Chinese human rights activist Huang Yan, who was granted refugee status by the United Nations, has been granted leave to stay in Taiwan for three months after entering the island seeking political asylum.
Huang, 48, arrived at Taoyuan International Airport in Taipei on a China Airlines flight from Jakarta, Indonesia at 8:40 pm on Tuesday. She was held at the airport until Wednesday afternoon, when she was released.
Taiwan has yet to legislate a refugee law. Huang’s visa was sponsored by Yang Sen-hong and Chiu Ling-yao, respectively the president and secretary-general of the Taiwan Association for China Human Rights NGO.
On Tuesday, US-based NGO China Aid submitted written appeals to the United Nations High Commissioner for Refugees (UNHCR), urging Taiwanese authorities to grant Huang temporary protection before she can be resettled in another country.

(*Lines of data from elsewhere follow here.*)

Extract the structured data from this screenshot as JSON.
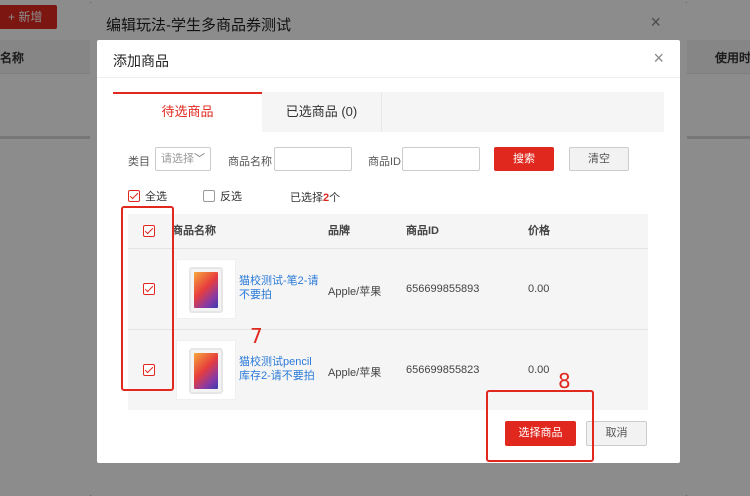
{
  "background": {
    "add_button": "+ 新增",
    "col_name": "名称",
    "col_time": "使用时间"
  },
  "outer_dialog": {
    "title": "编辑玩法-学生多商品券测试",
    "close": "×"
  },
  "dialog": {
    "title": "添加商品",
    "close": "×",
    "tabs": [
      {
        "label": "待选商品",
        "active": true
      },
      {
        "label": "已选商品 (0)",
        "active": false
      }
    ],
    "filter": {
      "category_label": "类目",
      "category_placeholder": "请选择",
      "name_label": "商品名称",
      "name_value": "",
      "id_label": "商品ID",
      "id_value": "",
      "search_button": "搜索",
      "clear_button": "清空"
    },
    "selection": {
      "select_all_label": "全选",
      "select_all_checked": true,
      "invert_label": "反选",
      "invert_checked": false,
      "selected_prefix": "已选择",
      "selected_count": "2",
      "selected_suffix": "个"
    },
    "table": {
      "headers": [
        "商品名称",
        "品牌",
        "商品ID",
        "价格"
      ],
      "rows": [
        {
          "name": "猫校测试-笔2-请不要拍",
          "brand": "Apple/苹果",
          "id": "656699855893",
          "price": "0.00",
          "checked": true
        },
        {
          "name": "猫校测试pencil库存2-请不要拍",
          "brand": "Apple/苹果",
          "id": "656699855823",
          "price": "0.00",
          "checked": true
        }
      ]
    },
    "footer": {
      "choose_button": "选择商品",
      "cancel_button": "取消"
    }
  },
  "annotations": {
    "step_7": "7",
    "step_8": "8"
  },
  "colors": {
    "accent": "#e0281f",
    "link": "#2a7ad8"
  }
}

“To deport an international renown[ed] human right defender with UNHCR status back to [the] country of persecution, China, will send the worst possible precedent to human rights defenders in China and the world,” wrote Bob Fu, president of China Aid.
Huang claimed UNHCR refugee status in 2016 owing to deteriorating health and denial of medical treatment in police custody.
Fu told HKFP in a telephone interview on Wednesday that Huang cannot go back to Thailand or Indonesia, where she previously stayed, because her visas in those countries had expired.
“She has no other way out [but to go to Taiwan],” he said.
Huang became involved in human rights activism after meeting prominent Chinese human rights lawyer Gao Zhisheng in 2003. She then advocated for Gao’s release after he was detained three years later.
According to a submission to the United Nations by the NGO Chinese Human Rights Defenders, Huang was subjected to “numerous arbitrary detentions, house arrest, and disappearance.” She also suffered miscarriages on three occasions due to brutality by state agents, and eventually developed ovarian cancer, according to the NGO.
But Huang carried on her advocacy efforts, including taking trips to Hong Kong to demand freedom for prominent activists and lawyers detained in China.
HKFP has contacted Taiwan’s National Immigration Agency for comment.